Public Safety Secures MCOLES Grant
NMU Public Safety and Police Services has received a $337,000 grant to offer in-service training programs to Upper Peninsula law enforcement personnel. The Michigan Commission on Law Enforcement Standards, or MCOLES, provided the funding.
“Michigan currently doesn’t require annual update training, but Northern’s been doing it since the mid-80s,” said Mike Bath (Public Safety and Police Services). “Departments in the U.P. feel the need for refresher training because they don’t have as much experience with felony stops. That’s fortunate, but because it’s not something they do on a regular basis, they want to stay on top of it.”
Bath said the grant will cover instructor fees and supplies needed to provide training to departments within the NMU Public Safety Institute consortium, which covers 15 U.P. counties.
"Five dollars from each civil infraction goes into a pot,” he explained. “Sixty percent of that pot is divided among the total number of officers in the state to help with training and transportation to training programs. The remaining 40 percent is made available through a competitive grant process. A few years ago, MCOLES went to a consortium concept in awarding grants so that training would be offered to multiple departments within each consortium rather than training departments individually or requiring them to send people long distances for training. The only exceptions are the City of Detroit police department and the Michigan State Police.”
The 2007 training schedule includes the following courses: precision driving, supervisor ethics, crime-scene processing, complete traffic stops, advanced law enforcement training, interview and interrogation techniques, evidence technician training, prism weapons simulator, a survival shooting course and advanced evidence photography.

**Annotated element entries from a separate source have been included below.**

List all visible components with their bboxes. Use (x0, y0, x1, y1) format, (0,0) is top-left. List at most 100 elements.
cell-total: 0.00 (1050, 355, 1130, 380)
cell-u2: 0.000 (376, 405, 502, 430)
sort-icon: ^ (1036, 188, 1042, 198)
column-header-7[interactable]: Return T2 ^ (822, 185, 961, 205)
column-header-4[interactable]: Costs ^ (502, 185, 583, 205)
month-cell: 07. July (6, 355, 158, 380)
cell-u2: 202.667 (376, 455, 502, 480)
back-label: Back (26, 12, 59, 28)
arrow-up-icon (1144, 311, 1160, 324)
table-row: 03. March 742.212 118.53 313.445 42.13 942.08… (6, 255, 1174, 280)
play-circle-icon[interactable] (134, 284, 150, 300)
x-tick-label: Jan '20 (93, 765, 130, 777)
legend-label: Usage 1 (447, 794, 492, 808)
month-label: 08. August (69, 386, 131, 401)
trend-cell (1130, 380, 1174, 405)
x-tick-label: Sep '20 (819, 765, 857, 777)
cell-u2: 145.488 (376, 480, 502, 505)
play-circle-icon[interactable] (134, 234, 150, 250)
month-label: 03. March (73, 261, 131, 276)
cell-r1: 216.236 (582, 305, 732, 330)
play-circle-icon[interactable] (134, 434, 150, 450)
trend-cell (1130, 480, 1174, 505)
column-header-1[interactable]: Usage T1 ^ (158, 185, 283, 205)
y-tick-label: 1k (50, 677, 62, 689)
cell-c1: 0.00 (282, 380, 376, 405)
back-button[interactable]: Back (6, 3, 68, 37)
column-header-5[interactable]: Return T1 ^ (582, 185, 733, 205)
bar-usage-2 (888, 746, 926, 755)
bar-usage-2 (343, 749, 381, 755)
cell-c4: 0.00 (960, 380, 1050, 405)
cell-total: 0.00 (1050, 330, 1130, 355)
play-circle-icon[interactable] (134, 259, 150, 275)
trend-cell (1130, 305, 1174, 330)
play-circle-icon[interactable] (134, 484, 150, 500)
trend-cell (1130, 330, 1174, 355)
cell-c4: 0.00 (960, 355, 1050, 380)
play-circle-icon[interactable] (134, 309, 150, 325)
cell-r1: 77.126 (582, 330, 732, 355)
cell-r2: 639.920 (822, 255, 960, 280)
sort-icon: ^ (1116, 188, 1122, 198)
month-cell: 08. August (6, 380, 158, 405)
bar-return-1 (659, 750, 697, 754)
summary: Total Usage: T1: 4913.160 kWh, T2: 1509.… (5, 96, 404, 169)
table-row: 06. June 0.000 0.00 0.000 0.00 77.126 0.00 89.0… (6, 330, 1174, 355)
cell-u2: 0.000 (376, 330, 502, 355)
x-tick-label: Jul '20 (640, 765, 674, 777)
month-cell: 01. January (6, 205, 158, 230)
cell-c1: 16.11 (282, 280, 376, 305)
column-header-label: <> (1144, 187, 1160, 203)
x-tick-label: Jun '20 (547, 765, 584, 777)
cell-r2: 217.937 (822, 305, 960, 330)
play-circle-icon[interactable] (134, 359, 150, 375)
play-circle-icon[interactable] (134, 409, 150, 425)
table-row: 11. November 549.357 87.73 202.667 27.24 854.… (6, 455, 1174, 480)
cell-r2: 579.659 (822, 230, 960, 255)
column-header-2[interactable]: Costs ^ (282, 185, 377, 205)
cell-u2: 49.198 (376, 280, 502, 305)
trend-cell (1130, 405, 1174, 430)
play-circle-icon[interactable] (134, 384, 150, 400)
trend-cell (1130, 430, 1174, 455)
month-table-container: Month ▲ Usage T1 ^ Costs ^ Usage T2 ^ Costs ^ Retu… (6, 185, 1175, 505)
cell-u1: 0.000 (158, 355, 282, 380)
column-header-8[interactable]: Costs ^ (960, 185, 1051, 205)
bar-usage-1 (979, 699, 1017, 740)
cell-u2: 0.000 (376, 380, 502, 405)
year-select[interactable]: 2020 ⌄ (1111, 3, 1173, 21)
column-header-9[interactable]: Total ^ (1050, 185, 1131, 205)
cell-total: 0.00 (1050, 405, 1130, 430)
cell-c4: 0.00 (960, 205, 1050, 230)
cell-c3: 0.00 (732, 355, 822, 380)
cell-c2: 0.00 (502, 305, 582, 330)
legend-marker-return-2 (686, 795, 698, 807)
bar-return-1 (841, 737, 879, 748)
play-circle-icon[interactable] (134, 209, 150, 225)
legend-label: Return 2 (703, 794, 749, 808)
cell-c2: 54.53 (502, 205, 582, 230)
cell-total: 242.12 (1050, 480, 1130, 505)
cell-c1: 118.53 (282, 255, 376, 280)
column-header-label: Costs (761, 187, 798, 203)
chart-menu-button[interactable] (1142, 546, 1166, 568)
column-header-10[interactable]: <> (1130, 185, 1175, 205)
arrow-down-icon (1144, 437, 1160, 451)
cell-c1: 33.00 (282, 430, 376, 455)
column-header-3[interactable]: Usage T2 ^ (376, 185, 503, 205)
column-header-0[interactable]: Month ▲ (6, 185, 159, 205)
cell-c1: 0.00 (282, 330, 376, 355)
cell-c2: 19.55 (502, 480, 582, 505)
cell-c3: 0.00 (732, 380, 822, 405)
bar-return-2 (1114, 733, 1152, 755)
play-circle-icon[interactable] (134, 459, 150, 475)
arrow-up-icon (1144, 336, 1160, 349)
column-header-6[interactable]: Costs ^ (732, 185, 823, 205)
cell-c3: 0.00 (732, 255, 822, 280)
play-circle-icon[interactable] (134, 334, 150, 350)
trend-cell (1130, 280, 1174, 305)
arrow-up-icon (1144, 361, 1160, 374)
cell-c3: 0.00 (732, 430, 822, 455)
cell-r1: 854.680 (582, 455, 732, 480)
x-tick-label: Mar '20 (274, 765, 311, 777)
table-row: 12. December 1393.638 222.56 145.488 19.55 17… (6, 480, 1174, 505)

"We offer a lot of the training in Marquette, but we also do a number of programs at various locations in the U.P.,” Bath said. “Many of the people working in law enforcement in the U.P. are NMU graduates and they’re appreciative that we can bring the training to them. They’re strapped for cash for professional development as it is, so it helps them save on travel costs. They also have small staffs and it prevents them from having to go without someone or work around schedules for an extended time.”
In addition to in-service training, the NMU Public Safety Institute also operates a regional police academy with a 16-week curriculum sanctioned by MCOLES.